Sırt sırta bağlanmış bir şekilde iki sandalyede oturan Masal ve Joo Hyuk bileklerini neredeyse kesmiş ipleri artık gevşetmekten yorulmuşlardı. Başlarında bekleyen oldukça iri korumaların sürekli göz hapsindeydiler, oraya buraya sürüklenmekten ise mahvolmuşlardı. Çok şey yaşamışlardı, çok şey öğrenmişlerdi ve onları kimsenin kurtarmaya gelmemesi tüm umutlarını söndürmüştü.

''Maşal,'' diye sessizce fısıldayan Joo Hyuk, Masal'ın sesini duymak istedi. Beş dakika kadar önce konuşmuşta olsalar onun için endişeleniyordu. ''İyi misin?''

İpi nasıl kopartacağıyla kafayı bozmuş olan Masal bileğindeki sızıyla yüzünü buruşturdu. ''Joo Hyuk çaktırmadan eğilip, ipi dişinle koparamaz mısın? Eminim çok kolay olacaktır, sana güveniyorum. Tek yapman gereken eğilmen, ipi dişinle kırt kırt kemirmen.''

''Sincap mıyım ben, Maşal?''

''Yanımda sen değil de bir sincap olsa çok daha iyi olmaz mıydı? Keşke sincap olsaydın, Joo Hyuk.''

Anlaşılan yalnızca Joo Hyuk'un umutları sönmüştü, Masal'ın umutları gayet ışıltılıydı.

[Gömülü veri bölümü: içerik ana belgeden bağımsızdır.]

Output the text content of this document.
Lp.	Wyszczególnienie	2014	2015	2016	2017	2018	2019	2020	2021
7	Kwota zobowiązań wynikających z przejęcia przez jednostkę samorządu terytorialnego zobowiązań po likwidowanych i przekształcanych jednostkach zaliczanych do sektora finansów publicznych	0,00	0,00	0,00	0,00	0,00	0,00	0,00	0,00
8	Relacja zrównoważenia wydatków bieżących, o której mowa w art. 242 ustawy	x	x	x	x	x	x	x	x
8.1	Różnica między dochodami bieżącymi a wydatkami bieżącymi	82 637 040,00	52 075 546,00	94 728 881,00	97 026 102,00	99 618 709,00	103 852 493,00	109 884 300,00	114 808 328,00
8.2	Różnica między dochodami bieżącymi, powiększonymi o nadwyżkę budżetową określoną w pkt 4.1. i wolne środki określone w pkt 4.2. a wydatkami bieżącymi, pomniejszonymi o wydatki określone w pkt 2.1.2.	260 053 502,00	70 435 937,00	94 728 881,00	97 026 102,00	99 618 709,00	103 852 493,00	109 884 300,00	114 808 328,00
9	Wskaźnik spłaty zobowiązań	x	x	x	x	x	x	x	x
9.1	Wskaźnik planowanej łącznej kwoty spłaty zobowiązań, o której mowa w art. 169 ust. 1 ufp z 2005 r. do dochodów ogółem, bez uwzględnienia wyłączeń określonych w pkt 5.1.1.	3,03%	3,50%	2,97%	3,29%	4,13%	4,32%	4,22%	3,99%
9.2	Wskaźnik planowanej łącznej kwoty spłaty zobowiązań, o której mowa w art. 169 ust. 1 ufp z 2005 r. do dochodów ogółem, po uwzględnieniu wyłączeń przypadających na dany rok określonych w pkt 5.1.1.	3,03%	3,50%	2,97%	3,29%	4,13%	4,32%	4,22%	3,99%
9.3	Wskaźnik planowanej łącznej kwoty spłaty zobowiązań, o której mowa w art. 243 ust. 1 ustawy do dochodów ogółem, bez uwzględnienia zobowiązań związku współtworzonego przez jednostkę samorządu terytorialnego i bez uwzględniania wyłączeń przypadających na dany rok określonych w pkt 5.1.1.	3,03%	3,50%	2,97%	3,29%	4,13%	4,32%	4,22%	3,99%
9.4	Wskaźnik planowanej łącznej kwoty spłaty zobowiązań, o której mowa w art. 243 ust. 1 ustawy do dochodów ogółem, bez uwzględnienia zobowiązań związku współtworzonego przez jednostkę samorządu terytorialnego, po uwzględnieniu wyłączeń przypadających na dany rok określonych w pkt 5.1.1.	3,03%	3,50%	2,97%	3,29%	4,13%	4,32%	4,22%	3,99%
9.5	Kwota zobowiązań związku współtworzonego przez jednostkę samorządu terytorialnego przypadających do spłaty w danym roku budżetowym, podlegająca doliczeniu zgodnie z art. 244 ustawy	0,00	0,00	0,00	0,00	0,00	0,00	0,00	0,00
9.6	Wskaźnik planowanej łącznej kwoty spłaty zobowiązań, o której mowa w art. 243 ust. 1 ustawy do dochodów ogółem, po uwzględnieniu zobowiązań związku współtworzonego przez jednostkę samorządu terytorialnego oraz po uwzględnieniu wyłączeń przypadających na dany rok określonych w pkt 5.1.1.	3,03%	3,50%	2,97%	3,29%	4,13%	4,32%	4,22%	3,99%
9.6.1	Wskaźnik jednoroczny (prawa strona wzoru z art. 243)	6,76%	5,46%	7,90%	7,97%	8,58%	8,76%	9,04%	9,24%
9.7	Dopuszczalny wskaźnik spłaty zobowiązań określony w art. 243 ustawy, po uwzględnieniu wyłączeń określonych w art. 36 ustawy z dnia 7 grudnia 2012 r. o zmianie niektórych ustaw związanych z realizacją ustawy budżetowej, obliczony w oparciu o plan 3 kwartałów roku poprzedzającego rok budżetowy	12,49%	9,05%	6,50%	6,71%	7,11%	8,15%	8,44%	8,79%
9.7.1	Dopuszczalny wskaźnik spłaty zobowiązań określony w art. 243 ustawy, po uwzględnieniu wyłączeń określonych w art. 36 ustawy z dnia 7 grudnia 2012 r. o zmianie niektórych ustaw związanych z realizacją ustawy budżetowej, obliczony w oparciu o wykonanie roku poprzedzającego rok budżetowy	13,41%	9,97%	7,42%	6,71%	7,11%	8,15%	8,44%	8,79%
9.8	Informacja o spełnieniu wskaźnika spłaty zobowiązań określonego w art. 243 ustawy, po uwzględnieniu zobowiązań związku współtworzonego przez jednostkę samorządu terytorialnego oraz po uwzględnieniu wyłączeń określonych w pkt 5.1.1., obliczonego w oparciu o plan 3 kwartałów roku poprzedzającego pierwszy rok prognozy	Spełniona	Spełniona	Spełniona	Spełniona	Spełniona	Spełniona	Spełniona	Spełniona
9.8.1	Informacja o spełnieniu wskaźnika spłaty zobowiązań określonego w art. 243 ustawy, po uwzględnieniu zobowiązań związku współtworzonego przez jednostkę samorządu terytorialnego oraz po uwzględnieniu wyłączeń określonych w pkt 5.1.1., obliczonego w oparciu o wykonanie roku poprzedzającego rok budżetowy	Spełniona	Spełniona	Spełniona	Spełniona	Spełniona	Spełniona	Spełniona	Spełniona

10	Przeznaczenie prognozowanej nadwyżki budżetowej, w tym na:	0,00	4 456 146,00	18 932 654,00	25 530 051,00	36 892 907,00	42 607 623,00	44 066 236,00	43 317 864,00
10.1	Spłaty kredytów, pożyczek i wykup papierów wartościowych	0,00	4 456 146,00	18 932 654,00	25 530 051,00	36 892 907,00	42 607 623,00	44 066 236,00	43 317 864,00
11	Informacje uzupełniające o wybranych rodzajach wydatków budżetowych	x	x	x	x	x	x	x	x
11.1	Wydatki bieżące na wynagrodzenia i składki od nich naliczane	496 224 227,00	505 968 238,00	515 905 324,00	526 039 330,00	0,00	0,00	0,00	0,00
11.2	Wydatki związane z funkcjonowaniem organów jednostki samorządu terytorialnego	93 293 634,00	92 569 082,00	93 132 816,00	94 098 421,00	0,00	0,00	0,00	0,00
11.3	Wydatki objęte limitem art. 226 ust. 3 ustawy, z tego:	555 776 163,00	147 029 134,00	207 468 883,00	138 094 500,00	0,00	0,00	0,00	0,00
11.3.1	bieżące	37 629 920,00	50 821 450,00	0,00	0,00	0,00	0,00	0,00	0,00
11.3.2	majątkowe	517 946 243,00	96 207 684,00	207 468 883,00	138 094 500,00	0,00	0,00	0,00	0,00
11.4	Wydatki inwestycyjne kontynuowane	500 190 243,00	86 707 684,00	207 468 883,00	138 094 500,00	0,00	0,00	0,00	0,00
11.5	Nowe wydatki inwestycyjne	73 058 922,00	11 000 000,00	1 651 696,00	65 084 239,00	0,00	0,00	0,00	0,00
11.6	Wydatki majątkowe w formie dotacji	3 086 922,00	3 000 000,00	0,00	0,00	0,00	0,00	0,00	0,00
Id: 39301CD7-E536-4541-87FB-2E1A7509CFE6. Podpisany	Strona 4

''Sincap sana nasıl olduğunu sorup iyiliğini düşünmez, Maşal.''

''Nereden biliyorsun? İpi dişiyle kemirip, beni kurtarması daha çok işime yarardı.'' Masal korumaların tuhaf bakışlarına burnunu kırıştırdı. Başını Nam Joo Hyuk'un başının arkasına yasladığında onun yüzünü göremediği için kızgındı. Saçma sapan şeyler bile konuşsalar uyumamalıydılar. ''Bir sincap olsaydın seni fındık fıstıkla beslerdim. İpi kesmeni kesinlikle ödülsüz bırakmazdım.''

''Çok cömertsin!''

Başları birbirine yaslı halde dururken; kavga etmekten ziyade şakalaşıyor gibiydiler. Masal yüzünde oluşan gülümsemeyle gözlerini kapadı. ''Fındık ve fıstık hiç de ucuz değil! Sincap olsaydın anlardın!''

''Niye sincap sen olmuyorsun da ben oluyorum?!''

''Senin için her şey olurum dememiş miydin? Ben de sincap olmanı istiyorum. Sincap ol, Joo Hyuk!''

''Bunu kastetmemiştim! Ayşş!''

''Ayşş!'' Nam Joo Hyuk'u taklit eden Masal kıkırdadı. ''Sincap olduğunu bir düşünsene, Joo Hyuk! Ne sevimli olurdun, değil mi?''

''Sincap olsaydım... Beni sevimli mi bulurdun?''

Masal'ın gözleri aralandığında boğazında bir yumru oluşmuştu. Nam Joo Hyuk kadar dürüst ve masum bir erkekle tanışmamıştı. Onun için doğru kadın olmadığı için kalbi pişmanlıkla doldu. Öte yandan kendine kızdı. Mükemmel erkekler dururken; pisliğin tekine güvenmiş hayatının en büyük kazığını yemişti. İncinen gururu, zedelenen güveni ve geçmek bilmeyen öfkesiyle baş etmek zorundaydı. Tüm bunları boş verip, yeniden gülümsedi.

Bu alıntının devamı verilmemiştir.